To that extent, Governor Schweitzer expressed his frustrations with the federal government's inability to come up with a workable solution.
"I have taken on this issue not because I have in mind a quick fix, or because I have all the answers, but because sustainable solutions are long overdue," he said.
Some of what I would suggest was the most interesting testimony today came from Dr. Charles Kay, a senior research scientist at Utah State University's Institute of Political Economy. He testified not only that there are more bison (roughly 3,600 at last count) and elk in Yellowstone than there have been "at any point in the last 10,000 years," but that the park's northern range simply has become overgrazed.
"As bison numbers have grown, the animals have steadily overgrazed the range," he pointed out. "It should come as no surprise then that bison are simply leaving Yellowstone because the animals are looking for something to eat.
"... My own research has shown that Yellowstone contains some of the worst over-grazed riparian areas of the West," Dr. Kay added a minute later.
As for solutions to this over-population of bison and elk, he suggested the federal government "revisit the Treaties of 1851 and 1868, which predate the establishment of Yellowstone National Park, and under which various tribes already claim hunting rights in Yellowstone. Thus, one way to reduce over-grazing and to keep bison from leaving the park would be to honor the United States' previous commitment to Yellowstone's original owners and allow them to hunt in the park."

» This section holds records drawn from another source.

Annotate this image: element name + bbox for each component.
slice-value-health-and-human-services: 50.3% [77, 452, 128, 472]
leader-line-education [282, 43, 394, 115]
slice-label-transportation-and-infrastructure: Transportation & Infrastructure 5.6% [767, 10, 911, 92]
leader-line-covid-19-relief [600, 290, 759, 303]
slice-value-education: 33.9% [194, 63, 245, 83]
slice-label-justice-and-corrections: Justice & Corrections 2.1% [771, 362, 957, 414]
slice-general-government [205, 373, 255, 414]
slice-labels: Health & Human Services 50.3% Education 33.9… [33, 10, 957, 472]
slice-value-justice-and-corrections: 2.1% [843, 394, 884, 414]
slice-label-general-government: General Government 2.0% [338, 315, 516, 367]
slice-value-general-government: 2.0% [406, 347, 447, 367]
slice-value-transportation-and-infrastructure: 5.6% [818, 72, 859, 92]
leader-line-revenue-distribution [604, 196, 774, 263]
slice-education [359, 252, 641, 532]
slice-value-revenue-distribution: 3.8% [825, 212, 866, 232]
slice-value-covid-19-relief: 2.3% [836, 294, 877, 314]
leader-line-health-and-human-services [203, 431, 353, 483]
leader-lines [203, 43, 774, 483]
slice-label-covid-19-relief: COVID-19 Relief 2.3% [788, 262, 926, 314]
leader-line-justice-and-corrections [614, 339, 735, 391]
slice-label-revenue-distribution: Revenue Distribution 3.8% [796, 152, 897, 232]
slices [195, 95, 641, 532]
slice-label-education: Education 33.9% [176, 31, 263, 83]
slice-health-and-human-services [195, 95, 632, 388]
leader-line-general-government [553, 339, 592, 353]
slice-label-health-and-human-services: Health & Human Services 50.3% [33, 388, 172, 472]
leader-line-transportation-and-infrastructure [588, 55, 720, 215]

Dr. Kay also dismissed suggestions that more grazing land be found for bison north of Yellowstone's border, saying that would simply lead to an even greater bison population, one still carrying brucellosis.
"...During some future winter, instead of 5,000 bison coming out of the park, we would have 10,000 or 15,000 bison heading for Ennis, Livingston and Helena -- bison that would still be infected with brucellosis. This would mean killing even larger numbers of bison or never ending calls for additional land," he predicted.
Also testifying was Tim Stevens, the Yellowstone program manager for the National Parks Conservation Association, which sees a four-pronged approach to dealing with bison, brucellosis, and cattle. That approach includes additional bison range north of Yellowstone on land owned by the Church Universal and Triumphant; creating a "brucellosis classification 'sub-region' within the greater Yellowstone region; doing a better job of separating cattle and bison that move out of Yellowstone, and; developing an effective brucellosis vaccine for cattle and bison.
"All four elements are designed to protect the livestock industry while restoring critical bison habitats outside the park, thereby re-establishing a healthy, free-ranging Yellowstone bison population," Stevens testified. "In and around Yellowstone National Park, we still have a chance to restore those habitats before our options close, as they have in so many other national parks across the country."
(Oddly: The testimony of all these witnesses was available at one point this afternoon at the House Resource Committee's website, but it later was taken down. You might keep checking to see if it's reposted.)